Ruth: The latest United Nations Intergovernmental Panel on Climate Change showed that scientists are more convinced than ever that the planet is warming, sea levels are rising and that humans are responsible for the majority of it, especially over the past 50 years. Is it still possible to limit global warming, and how much do we need to reduce global emissions by to do so ?
Myles: The sobering conclusion of the latest IPCC report is that, because carbon dioxide accumulates in the climate system, the only way to stop global warming in the long term is to reduce fossil CO2 emissions to zero. To have a reasonable chance (say 2-in-3) of limiting the warming caused by carbon dioxide alone to 2oC, we would need to limit total emissions over the entire industrial epoch to one trillion tonnes of carbon, over half of which has already been emitted. That is possible, but it would require global emissions to fall, on average, by 2.5% per year from now on — and, of course, the longer emissions rise, the faster they have to fall to meet the same cumulative budget. Right now, emissions are increasing at around 2% per year, and since many developing countries insist their emissions must continue to rise to meet their needs, it follows that those that can afford to do so will have to cut emissions much faster than 2.5% per year.
Ruth: Why limit warming to less than 2 °C?

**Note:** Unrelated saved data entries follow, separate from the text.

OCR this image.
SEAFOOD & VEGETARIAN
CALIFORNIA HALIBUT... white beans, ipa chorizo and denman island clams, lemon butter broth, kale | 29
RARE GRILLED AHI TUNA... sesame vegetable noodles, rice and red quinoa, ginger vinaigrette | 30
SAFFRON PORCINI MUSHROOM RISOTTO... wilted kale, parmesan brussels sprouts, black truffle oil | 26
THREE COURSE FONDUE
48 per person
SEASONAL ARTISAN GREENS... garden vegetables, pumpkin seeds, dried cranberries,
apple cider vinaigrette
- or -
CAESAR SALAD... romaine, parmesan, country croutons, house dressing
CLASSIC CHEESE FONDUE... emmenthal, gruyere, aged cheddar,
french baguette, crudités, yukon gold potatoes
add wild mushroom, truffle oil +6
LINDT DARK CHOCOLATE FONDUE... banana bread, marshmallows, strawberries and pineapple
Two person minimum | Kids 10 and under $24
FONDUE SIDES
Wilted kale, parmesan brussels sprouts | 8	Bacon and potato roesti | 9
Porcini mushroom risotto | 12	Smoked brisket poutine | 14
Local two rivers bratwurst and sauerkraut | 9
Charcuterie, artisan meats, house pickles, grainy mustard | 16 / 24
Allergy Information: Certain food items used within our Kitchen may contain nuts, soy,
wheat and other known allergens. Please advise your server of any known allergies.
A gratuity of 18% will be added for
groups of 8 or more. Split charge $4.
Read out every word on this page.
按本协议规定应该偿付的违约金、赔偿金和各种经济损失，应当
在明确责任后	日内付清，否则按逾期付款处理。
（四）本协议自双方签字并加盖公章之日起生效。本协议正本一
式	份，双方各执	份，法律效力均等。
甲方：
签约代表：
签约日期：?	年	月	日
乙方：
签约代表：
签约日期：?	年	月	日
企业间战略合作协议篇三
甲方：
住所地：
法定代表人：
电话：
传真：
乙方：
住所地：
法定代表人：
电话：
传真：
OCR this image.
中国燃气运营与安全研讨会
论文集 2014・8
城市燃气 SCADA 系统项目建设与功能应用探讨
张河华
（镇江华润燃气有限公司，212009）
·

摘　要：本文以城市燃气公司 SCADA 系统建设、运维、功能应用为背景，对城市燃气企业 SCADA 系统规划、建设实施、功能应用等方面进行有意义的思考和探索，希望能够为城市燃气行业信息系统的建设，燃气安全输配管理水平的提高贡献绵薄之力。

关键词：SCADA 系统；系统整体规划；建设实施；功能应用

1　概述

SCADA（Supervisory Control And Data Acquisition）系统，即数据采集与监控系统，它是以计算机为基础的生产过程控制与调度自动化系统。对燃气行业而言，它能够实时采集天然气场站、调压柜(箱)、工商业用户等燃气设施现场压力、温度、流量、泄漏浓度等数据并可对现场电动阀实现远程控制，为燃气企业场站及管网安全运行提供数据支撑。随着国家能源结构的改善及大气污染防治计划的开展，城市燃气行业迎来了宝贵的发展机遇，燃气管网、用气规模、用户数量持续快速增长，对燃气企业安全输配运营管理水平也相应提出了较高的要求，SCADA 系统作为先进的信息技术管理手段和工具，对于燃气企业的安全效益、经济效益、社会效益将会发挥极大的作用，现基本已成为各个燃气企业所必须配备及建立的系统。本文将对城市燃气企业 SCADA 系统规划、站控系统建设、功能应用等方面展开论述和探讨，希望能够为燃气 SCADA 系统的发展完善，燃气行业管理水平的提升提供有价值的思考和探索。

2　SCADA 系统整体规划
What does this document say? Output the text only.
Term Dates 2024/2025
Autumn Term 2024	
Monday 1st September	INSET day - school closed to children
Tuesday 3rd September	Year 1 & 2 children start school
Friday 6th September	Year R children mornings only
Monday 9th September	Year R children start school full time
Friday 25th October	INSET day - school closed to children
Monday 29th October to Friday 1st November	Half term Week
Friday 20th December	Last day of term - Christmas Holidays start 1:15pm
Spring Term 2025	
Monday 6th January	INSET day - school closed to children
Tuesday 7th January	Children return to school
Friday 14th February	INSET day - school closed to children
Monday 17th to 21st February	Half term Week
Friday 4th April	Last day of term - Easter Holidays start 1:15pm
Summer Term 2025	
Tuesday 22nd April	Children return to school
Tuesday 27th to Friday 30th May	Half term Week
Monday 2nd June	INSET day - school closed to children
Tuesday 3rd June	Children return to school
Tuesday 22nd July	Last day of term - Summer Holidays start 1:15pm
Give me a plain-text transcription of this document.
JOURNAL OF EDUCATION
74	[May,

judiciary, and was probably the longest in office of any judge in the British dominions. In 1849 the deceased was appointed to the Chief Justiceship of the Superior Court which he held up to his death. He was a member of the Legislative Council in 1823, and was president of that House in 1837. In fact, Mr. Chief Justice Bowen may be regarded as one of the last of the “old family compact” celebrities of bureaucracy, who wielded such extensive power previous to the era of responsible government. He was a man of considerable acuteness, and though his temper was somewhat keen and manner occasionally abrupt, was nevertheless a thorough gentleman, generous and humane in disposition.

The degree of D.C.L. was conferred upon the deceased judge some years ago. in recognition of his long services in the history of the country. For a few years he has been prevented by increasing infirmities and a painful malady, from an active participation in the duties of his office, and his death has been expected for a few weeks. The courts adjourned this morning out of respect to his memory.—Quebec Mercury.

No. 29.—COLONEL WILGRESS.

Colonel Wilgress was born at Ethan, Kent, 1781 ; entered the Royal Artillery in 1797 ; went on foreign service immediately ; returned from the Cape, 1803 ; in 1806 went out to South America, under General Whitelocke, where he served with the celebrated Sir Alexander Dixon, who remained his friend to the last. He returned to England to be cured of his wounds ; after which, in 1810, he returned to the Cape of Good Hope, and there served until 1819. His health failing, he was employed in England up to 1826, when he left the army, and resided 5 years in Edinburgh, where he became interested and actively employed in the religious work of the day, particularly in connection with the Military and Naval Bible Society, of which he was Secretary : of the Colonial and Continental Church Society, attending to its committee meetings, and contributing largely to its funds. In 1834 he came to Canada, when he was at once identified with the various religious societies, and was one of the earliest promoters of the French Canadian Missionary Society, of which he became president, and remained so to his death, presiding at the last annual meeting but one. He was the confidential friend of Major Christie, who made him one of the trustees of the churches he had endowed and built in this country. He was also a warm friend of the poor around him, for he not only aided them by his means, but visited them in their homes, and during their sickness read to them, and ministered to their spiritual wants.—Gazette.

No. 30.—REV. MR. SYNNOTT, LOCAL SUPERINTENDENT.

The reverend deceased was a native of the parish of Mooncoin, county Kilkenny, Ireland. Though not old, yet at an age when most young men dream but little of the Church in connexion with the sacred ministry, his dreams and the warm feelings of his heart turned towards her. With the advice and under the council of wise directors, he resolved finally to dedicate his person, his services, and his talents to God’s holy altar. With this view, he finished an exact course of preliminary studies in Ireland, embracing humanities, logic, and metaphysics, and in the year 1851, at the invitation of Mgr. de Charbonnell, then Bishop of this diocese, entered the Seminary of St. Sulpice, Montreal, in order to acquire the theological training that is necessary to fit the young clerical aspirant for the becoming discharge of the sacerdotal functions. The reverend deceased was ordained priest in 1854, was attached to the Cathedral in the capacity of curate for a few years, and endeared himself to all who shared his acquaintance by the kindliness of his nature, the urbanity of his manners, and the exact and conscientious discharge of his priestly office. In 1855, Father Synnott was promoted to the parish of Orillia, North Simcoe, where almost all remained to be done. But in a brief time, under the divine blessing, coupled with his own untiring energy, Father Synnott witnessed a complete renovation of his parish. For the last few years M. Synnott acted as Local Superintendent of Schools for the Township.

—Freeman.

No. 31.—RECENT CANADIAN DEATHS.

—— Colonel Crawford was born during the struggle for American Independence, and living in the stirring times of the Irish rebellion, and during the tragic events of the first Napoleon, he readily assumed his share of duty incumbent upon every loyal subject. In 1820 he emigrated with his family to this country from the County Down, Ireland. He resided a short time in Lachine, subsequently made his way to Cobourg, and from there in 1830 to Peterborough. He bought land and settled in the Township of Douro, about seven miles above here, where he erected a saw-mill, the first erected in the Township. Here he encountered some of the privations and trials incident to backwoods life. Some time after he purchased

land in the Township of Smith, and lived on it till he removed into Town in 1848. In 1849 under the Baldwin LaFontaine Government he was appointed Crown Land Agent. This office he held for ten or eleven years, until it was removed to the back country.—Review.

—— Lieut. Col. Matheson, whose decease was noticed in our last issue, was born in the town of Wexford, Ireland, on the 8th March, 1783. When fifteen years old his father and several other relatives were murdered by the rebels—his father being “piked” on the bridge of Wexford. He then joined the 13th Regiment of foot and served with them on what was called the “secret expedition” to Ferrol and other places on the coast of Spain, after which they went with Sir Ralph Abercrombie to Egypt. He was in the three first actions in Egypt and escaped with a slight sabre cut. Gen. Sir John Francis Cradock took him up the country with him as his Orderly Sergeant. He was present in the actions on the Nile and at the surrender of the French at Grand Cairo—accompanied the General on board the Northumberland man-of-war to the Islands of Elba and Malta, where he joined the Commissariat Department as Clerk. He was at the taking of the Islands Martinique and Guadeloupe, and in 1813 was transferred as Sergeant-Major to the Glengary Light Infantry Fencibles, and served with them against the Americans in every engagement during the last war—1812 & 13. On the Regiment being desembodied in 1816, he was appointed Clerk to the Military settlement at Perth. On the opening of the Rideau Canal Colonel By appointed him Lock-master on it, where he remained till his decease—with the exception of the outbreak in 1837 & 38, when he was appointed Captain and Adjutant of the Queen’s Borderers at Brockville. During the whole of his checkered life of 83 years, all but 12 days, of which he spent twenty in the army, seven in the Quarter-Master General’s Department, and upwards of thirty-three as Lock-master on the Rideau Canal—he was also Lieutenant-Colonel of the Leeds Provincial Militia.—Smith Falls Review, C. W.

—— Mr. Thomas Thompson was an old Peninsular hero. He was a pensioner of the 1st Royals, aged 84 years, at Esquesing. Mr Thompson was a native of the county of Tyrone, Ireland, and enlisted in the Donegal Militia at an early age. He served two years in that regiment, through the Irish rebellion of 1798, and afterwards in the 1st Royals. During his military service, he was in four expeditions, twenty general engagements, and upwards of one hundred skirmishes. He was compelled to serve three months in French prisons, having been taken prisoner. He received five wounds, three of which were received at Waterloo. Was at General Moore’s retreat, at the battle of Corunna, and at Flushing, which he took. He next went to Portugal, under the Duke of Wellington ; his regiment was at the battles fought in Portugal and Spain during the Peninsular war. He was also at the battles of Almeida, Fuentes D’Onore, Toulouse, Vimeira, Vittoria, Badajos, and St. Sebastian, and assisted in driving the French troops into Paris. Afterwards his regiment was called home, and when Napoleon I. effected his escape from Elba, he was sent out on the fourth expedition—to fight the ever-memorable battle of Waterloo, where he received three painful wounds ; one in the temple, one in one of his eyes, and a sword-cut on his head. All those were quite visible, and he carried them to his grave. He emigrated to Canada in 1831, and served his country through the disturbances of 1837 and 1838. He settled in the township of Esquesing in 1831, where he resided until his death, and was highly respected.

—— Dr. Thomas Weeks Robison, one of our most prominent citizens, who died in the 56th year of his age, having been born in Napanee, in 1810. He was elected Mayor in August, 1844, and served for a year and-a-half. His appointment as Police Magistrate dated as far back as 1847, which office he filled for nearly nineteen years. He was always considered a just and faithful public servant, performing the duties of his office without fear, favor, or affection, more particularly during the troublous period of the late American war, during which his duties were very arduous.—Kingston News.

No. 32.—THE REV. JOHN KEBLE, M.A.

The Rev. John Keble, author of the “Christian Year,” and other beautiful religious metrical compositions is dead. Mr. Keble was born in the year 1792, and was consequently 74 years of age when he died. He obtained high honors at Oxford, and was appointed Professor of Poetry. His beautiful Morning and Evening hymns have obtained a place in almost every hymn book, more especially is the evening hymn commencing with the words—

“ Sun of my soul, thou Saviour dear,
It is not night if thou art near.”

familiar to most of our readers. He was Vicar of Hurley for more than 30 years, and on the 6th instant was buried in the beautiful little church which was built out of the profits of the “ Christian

Myles: A sustained warming of 2 °C or more would already be well outside the range of temperature fluctuations experienced since the last ice age, and many vulnerable ecosystems and societies are expected to suffer under this level of climate change. We are already seeing the impact of less than 1 °C of warming on some types of extreme weather events — even a 2 °C world would be very different from the one we have grown up in. The question people should be asking is whether that is a future we want, when there are perfectly viable alternatives to continuing business-as-usual emissions.
Ruth: What can West Oxford residents do?
Myles: Clearly reducing your personal and community carbon footprint helps. But it is also very important to make your government aware that you want it to take action to limit cumulative global carbon emissions. Right now, we have a lot of tactical measures to get emissions down in the short term, but what is the long-term “exit strategy”?